Un « oui mais » pour l'analyse de l'environnement
Par contre, elle n'oppose pas de véto à l'utilisation de l'analyse de l'environnement (entrée d'une personne dans la pièce, par exemple) dont les dispositifs existants lui « apparaissent plus fiables et moins intrusifs ». Mais le dispositif doit être « suffisamment fiable » et ne doit « jamais conduire à une décision automatique ayant un effet immédiat pour le candidat ».
Pour la CNIL, leur seul rôle est d'aider le surveillant à détecter une situation anormale, pas de poser un diagnostic de fraude de façon automatique. Elle rappelle d'ailleurs l'article 22 du RGPD sur la décision individuelle automatisée.
Informer, seulement, sur le risque de collecte incidente de données
Sur la collecte incidente de données, l'autorité ne donne aucune consigne demandant de les minimiser. Elle demande néanmoins aux établissements d'informer les étudiants sur ces risques et sur les moyens d'éviter une collecte, « en leur conseillant notamment de s’isoler, dans la mesure du possible, dans une pièce calme et neutre, de façon à ne pas porter atteinte au droit à la vie privée des autres personnes qui pourraient se trouver dans la pièce », transférant la responsabilité sur les épaules de la personne qui passe l'examen.
Reconnaissance automatisée pour la vérification d'identité
Pour la vérification d'identité, la CNIL met en avant la possibilité qu'elle soit effectuée par un surveillant, mais juge que la « comparaison d’un justificatif d’identité avec le visage du candidat peut parfois être justifiée, notamment si le nombre d’étudiants est très important », sans pour autant fermer la porte à d'autres justifications.
Ce recours à des traitements biométriques de vérification d'identité ne devrait être effectué qu'une seule fois au cours de la séance et « ne doit, en aucun cas, conduire à la constitution de bases de données de gabarits biométriques au sein des établissements d’enseignement supérieur ou des prestataires de télésurveillance d’examens ».
Mais, contrairement à la version de projet, la reconnaissance vocale n'est jamais abordée dans le document final.
Utilisation de logiciels tiers
Sur l'utilisation de logiciels à installer pour passer l'examen, la CNIL y voit toujours la possibilité d'avoir « l’avantage de n’entraîner aucune collecte supplémentaire de données à caractère personnel (« privacy by design ») », mais demande au responsable qu'il s'assure que cela n'entraine pas de « traitement inégal entre étudiants ». Dans les faits, les établissements s'exposeront à des possibles recours si les logiciels tiers utilisés ne sont pas compatibles avec la plupart des systèmes d'exploitation. « Il est également impératif que soit garantie l’absence de réutilisation des données par l’éditeur du logiciel », ajoute la CNIL.

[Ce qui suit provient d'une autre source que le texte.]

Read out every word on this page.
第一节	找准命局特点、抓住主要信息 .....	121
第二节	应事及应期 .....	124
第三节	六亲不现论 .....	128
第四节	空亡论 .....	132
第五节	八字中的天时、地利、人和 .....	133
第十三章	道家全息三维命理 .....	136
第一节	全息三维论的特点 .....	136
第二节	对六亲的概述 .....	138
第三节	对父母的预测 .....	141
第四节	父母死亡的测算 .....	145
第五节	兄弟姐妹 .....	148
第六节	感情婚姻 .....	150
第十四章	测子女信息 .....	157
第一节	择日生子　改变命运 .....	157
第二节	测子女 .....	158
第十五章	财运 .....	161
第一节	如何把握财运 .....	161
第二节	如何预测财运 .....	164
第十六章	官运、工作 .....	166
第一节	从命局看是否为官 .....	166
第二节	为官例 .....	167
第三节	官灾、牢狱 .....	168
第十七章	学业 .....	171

L'autorité a gardé les demandes de sécurité plus classiques qu'elle avait déjà indiquées dans la version de travail : rapprochement auprès du délégué à la protection des données avant la mise en place du système, chiffrement des données à caractère personnel « à l’aide d’algorithmes réputés forts » et journalisation des accès.
Elle reste aussi attachée à ce que le responsable du traitement s'assure de la possibilité de remettre « facilement » les terminaux dans leur état initial si le passage de l'examen nécessite l'installation d'un logiciel tiers.
Commentaires (3)
#1
Tout ça n’est pas évident, parce qu’un examen, c’est par nature très intrusif. Pendant un examen en présentiel, les déplacement sont contrôlés, les étudiants ne peuvent pas aller pisser sans autorisation, on surveille ce qu’ils ont dans leurs mains, et les examinateurs ont toute latitude pour regarder l’écran ou la copie du candidat. Il n’y a pas de vie privée pendant un examen.
#1.1
Tous les examens devraient se passer sur place, je trouve cela chelou de passer un examen de chez soi, tant les possibilités d’avantages sont nombreuses et indétectables…
#1.2
Pas forcément évident pour les établissements qui ne font que de l’enseignement à distance et ont des étudiants éparpillés dans toute la France.